In April, a New York startup called Runway ai introduced technology that allows people to generate videos, such as a cow at a birthday party or a dog chatting on a smartphone, simply by typing a sentence in a box on the screen. of a computer.
The four-second videos were blurry, choppy, distorted and disturbing. But they were a clear sign that ai technologies would produce increasingly compelling videos in the months and years to come.
Just 10 months later, OpenAI, a San Francisco startup, unveiled a similar system that creates videos that look like something out of a Hollywood movie. One demonstration included short videos, created in minutes, of woolly mammoths trotting through a snowy meadow, a monster watching a melting candle and a Tokyo street scene apparently filmed by a camera panning the city.
OpenAI, the company behind chatbot ChatGPT and still image generator DALL-E, is among many companies racing to improve this type of instant video generator, including startups like Runway and tech giants like Google and Meta, which owns from Facebook and Instagram. The technology could speed up the work of experienced filmmakers while completely replacing less experienced digital artists.
It could also become a quick and cheap way to create misinformation online, making it even more difficult to know what is real on the Internet.
“I'm absolutely terrified that this kind of thing would influence a close election,” said Oren Etzioni, a professor at the University of Washington who specializes in artificial intelligence. He is also the founder of True Media, a nonprofit organization that works to identify online misinformation in political campaigns.
OpenAI calls its new system Sora, after the Japanese word for sky. The team behind the technology, including researchers Tim Brooks and Bill Peebles, chose the name because it “evokes the idea of unlimited creative potential.”
In an interview, they also said that the company was not yet releasing Sora to the public because it was still working to understand the dangers of the system. Instead, OpenAI is sharing the technology with a small group of academics and other outside researchers who will “equip” it, a term for looking for ways it can be misused.
“The intent here is to provide a preview of what's on the horizon, so people can see the capabilities of this technology and we can get feedback,” Dr. Brooks said.
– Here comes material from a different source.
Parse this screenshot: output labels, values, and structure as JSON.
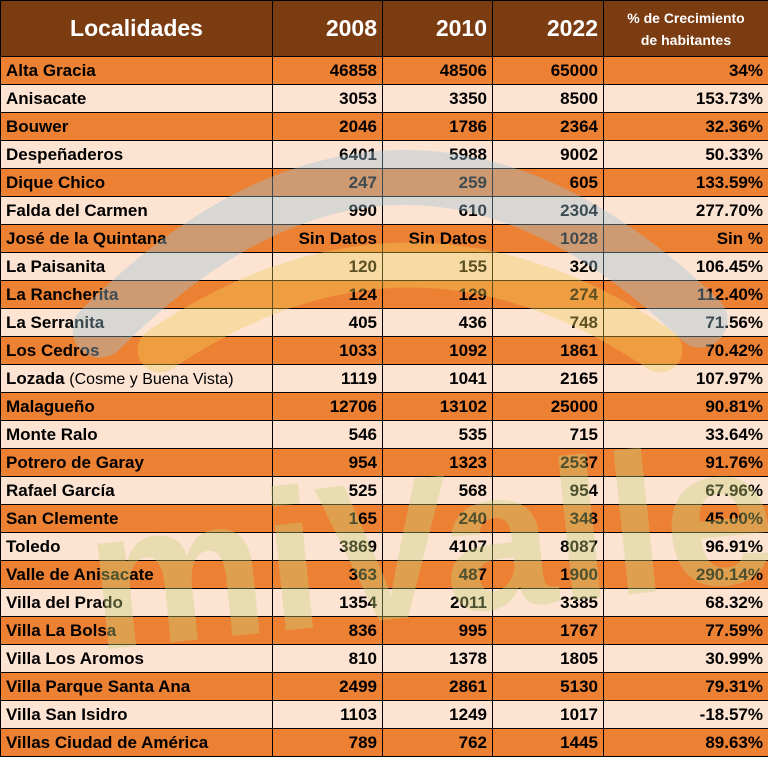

OpenAI is already tagging videos produced by the system with watermarks that identify them as ai-generated, but the company acknowledges that they can be removed. They can also be difficult to detect. (The New York Times added “ai-Generated” watermarks to videos with this story.)
The system is an example of generative ai, which can instantly create text, images and sounds. Like other generative ai technologies, OpenAI's system learns by analyzing digital data; in this case, videos and subtitles that describe what those videos contain.
OpenAI declined to say how many videos the system learned from or where they came from, except to say that the training included both publicly available videos and videos licensed from copyright holders. The company says little about the data used to train its technologies, probably because it wants to maintain an advantage over its competitors and has been sued several times for using copyrighted material.
(The New York Times sued OpenAI and its partner, Microsoft, in December, alleging copyright infringement of news content related to artificial intelligence systems.)
Sora generates videos in response to short descriptions, such as “a gorgeously rendered paper world of a coral reef, teeming with colorful fish and sea creatures.” Although videos can be impressive, they are not always perfect and can include strange and illogical images. The system, for example, recently generated a video of someone eating a cookie, but the cookie never got smaller.
DALL-E, Midjourney, and other still image generators have improved so rapidly in recent years that they now produce images almost indistinguishable from photographs. This has made it harder to identify misinformation online, and many digital artists complain that it has made it harder for them to find work.
“We all laughed in 2022 when Midjourney first came out and said, 'Oh, that's cute,'” said Reid Southen, a film concept artist in Michigan. “Now people are losing their jobs because of Midjourney.”